Magdalena Mączyńska

Using Poetry to Resist Alienation in the Climate Change Classroom

Transcript is provided at the end of this page.

About the author

Magdalena Maczynska is Professor of English and World Literatures at Marymount Manhattan College. Her areas of research include climate fiction, contemporary urban fiction, post-secular fiction, and teaching pedagogy. She has received two Mellon innovative teaching grants to develop her “Narrating Climate Change” course, which she has taught at MMC’s Manhattan and Bedford Hills Correctional Facility campuses. Her scholarly and pedagogical work on climate fiction has been published in Frame, ISLE, Journal of Modern Literature, and Transformations: The Journal of Inclusive Scholarship and Pedagogy.

Additional resources

Chapter overview

This chapter offers a customizable lesson plan for incorporating poetry into climate education across disciplines, focusing on "Ode to Dirt" by Sharon Olds. I encourage educators to consider incorporating poetry into their lesson plans because of its ability to bridge intellectual, emotional, and sensory experience. "Ode to Dirt" in particular invites conversation about what we value vs. what we relegate to the background, allowing students to consider the unsung forms of being (and labor) in their own lives.

Excerpts from the chapter

Poetry provides a pathway to overcoming alienation in climate change courses (or in any field of study) by helping students and professors build community, make space for feelings, and develop habits of attention and connection. Too often treated as a frivolous add-on disconnected from on-the-ground struggles, poetry, as Audre Lorde and Juan Felipe Herrera remind us, is not a “luxury” but an inspiration for transformative action—and a form of action in its own right.

Poems can do much more than introduce or supplement content. Unburdened by the pragmatic rules of everyday language usage, poetry invites readers to make unexpected connections between the sensory and the intellectual, the local and the cosmic, the human and the larger-than-human. This freedom to traverse category boundaries opens unexpected venues of conversation, inviting students to connect with course material in personal, idiosyncratic ways. Poetry adds a much-needed affective dimension to academic discussions of climate-related subjects.

Poetry unlocks new ways of perceiving the familiar. It opens oblique entries into complex subjects.
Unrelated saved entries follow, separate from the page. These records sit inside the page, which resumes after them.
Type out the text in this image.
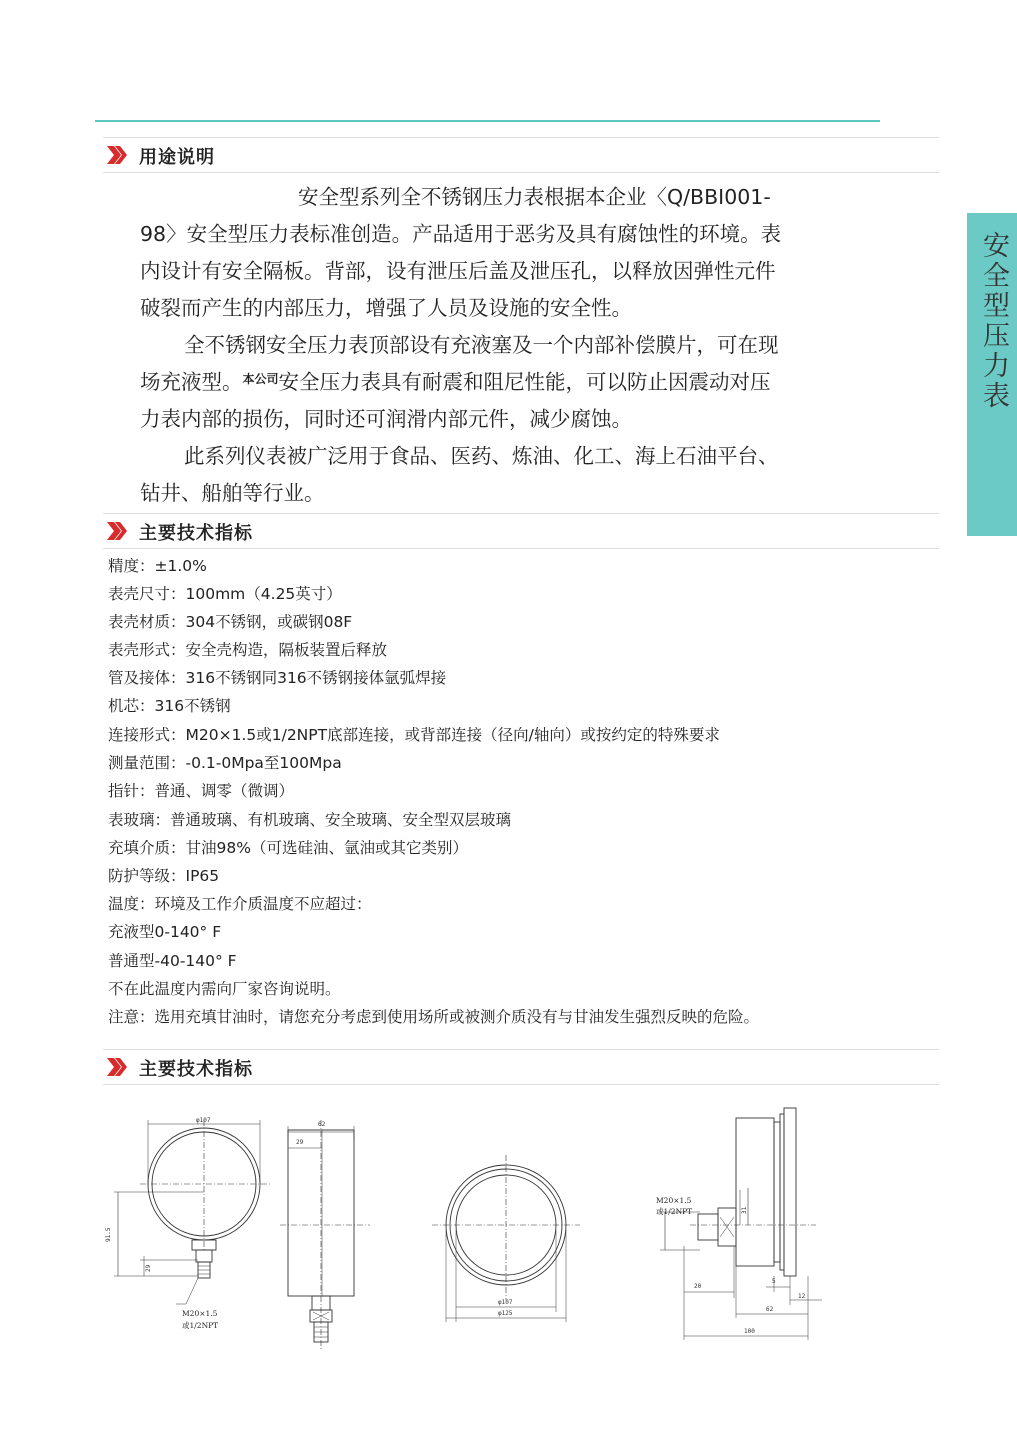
安全型压力表
用途说明

安全型系列全不锈钢压力表根据本企业〈Q/BBI001-

98〉安全型压力表标准创造。产品适用于恶劣及具有腐蚀性的环境。表

内设计有安全隔板。背部，设有泄压后盖及泄压孔，以释放因弹性元件

破裂而产生的内部压力，增强了人员及设施的安全性。

全不锈钢安全压力表顶部设有充液塞及一个内部补偿膜片，可在现

场充液型。$^{本公司}$安全压力表具有耐震和阻尼性能，可以防止因震动对压

力表内部的损伤，同时还可润滑内部元件，减少腐蚀。

此系列仪表被广泛用于食品、医药、炼油、化工、海上石油平台、

钻井、船舶等行业。

主要技术指标

精度：±1.0%

表壳尺寸：100mm（4.25英寸）

表壳材质：304不锈钢，或碳钢08F

表壳形式：安全壳构造，隔板装置后释放

管及接体：316不锈钢同316不锈钢接体氩弧焊接

机芯：316不锈钢

连接形式：M20×1.5或1/2NPT底部连接，或背部连接（径向/轴向）或按约定的特殊要求

测量范围：-0.1-0Mpa至100Mpa

指针：普通、调零（微调）

表玻璃：普通玻璃、有机玻璃、安全玻璃、安全型双层玻璃

充填介质：甘油98%（可选硅油、氩油或其它类别）

防护等级：IP65

温度：环境及工作介质温度不应超过：

充液型0-140° F

普通型-40-140° F

不在此温度内需向厂家咨询说明。

注意：选用充填甘油时，请您充分考虑到使用场所或被测介质没有与甘油发生强烈反映的危险。

主要技术指标
φ107
91.5
29
M20×1.5
或1/2NPT
62
29
φ107
φ125
M20×1.5
或1/2NPT	31
20
5
12
62
100
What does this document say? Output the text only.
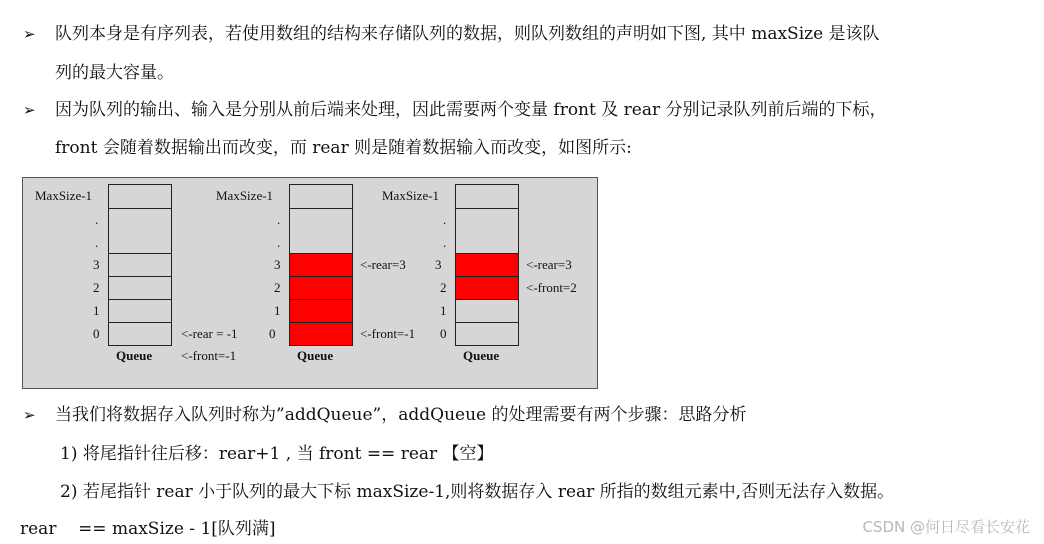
➢ 队列本身是有序列表，若使用数组的结构来存储队列的数据，则队列数组的声明如下图, 其中 maxSize 是该队
列的最大容量。
➢ 因为队列的输出、输入是分别从前后端来处理，因此需要两个变量 front 及 rear 分别记录队列前后端的下标，
front 会随着数据输出而改变，而 rear 则是随着数据输入而改变，如图所示:
MaxSize-1
.
.
3
2
1
0	<-rear = -1
<-front=-1
Queue
MaxSize-1
.
.
3
2
1
0
<-rear=3
<-front=-1
Queue
MaxSize-1
.
.
3
2
1
0
<-rear=3
<-front=2
Queue
➢ 当我们将数据存入队列时称为”addQueue”，addQueue 的处理需要有两个步骤：思路分析
1) 将尾指针往后移：rear+1 , 当 front == rear 【空】
2) 若尾指针 rear 小于队列的最大下标 maxSize-1,则将数据存入 rear 所指的数组元素中,否则无法存入数据。
rear    == maxSize - 1[队列满]	CSDN @何日尽看长安花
It invites the integration of thought and feeling. It nourishes attention and vulnerability. College students often see poetry as intimidating or irrelevant—but helping them experience poems as living documents applicable to contemporary lives can yield surprising moments of dialogue, openness, and creativity. Making room for poems like “Ode to Dirt” (especially in academic fields that don’t typically accommodate emotion or play) is one way to provide an affectively engaged, community-centered learning experience that counters the multiple alienations experienced by students in a climate change classroom.

Contact details

Magdalena is interested in speaking to live audiences. You can contact her via this email.

Transcript

My name is Magdalena Maczynska, and I am a literature professor, a climate educator, and a pedagogy expert. And I was especially thrilled to be invited to be part of the Climate Educators’ Toolkit, because this chapter brings together my three areas of interest and expertise. In my chapter, I encourage climate educators to consider using poetry in their work. Poems can be really powerful and easily portable tools for climate educators, because they have the power to activate the intellect, emotions, senses, memories—they bring that kind of whole person experience that we want to cultivate in our climate justice education spaces.

Even if you are not a humanist, if you are a scientist, if you are a community activist that has no background in literary studies, it doesn't matter. Poetry speaks to us all, and a well-chosen poem has the power to open your students in a way that maybe a more scholarly or factual set of materials will not. Poems are also great for community building: reading them together can create, again, that kind of “transporting into a different space” with your group.

In my chapter I offer a lesson plan that is very flexible and customizable. You can use it as is, you can just pick one piece or two pieces, reshuffle it—depending on your context and on your educational setup.

One of the activities I wanted to share in this video is the erasure poem, which is one of my favorite tools for introducing people to poetry. The idea of the erasure poem is that learners receive the original text of the poem (here I am working with Sharon Olds' “Ode to Dirt”) and then are asked to erase, cross out anything they want to erase, and only leave out whatever spoke to them, whatever drew their attention. So I have an example here of an erasure poem that I created based on Sharon Olds’ “Ode to Dirt”. This activity is great because it allows every learner to pull out of the original text whatever is drawing their attention. “Ode to Dirt” has so many different important themes: it speaks of food ecosystems, and it speaks of ecosystemic connections; it has a planetary perspective; it talks about labor. So every reader can draw out whatever piece speaks to them, and that can be a wonderful beginning of a conversation.

So, to wrap up this video, I'm going to share with you my very short erasure poem built out of Sharon Old's wonderful ode. So here it is:  “Ode to Dirt: I thought that you were only the background / a character who looked so different from me / But now I can see our intricate equation together.”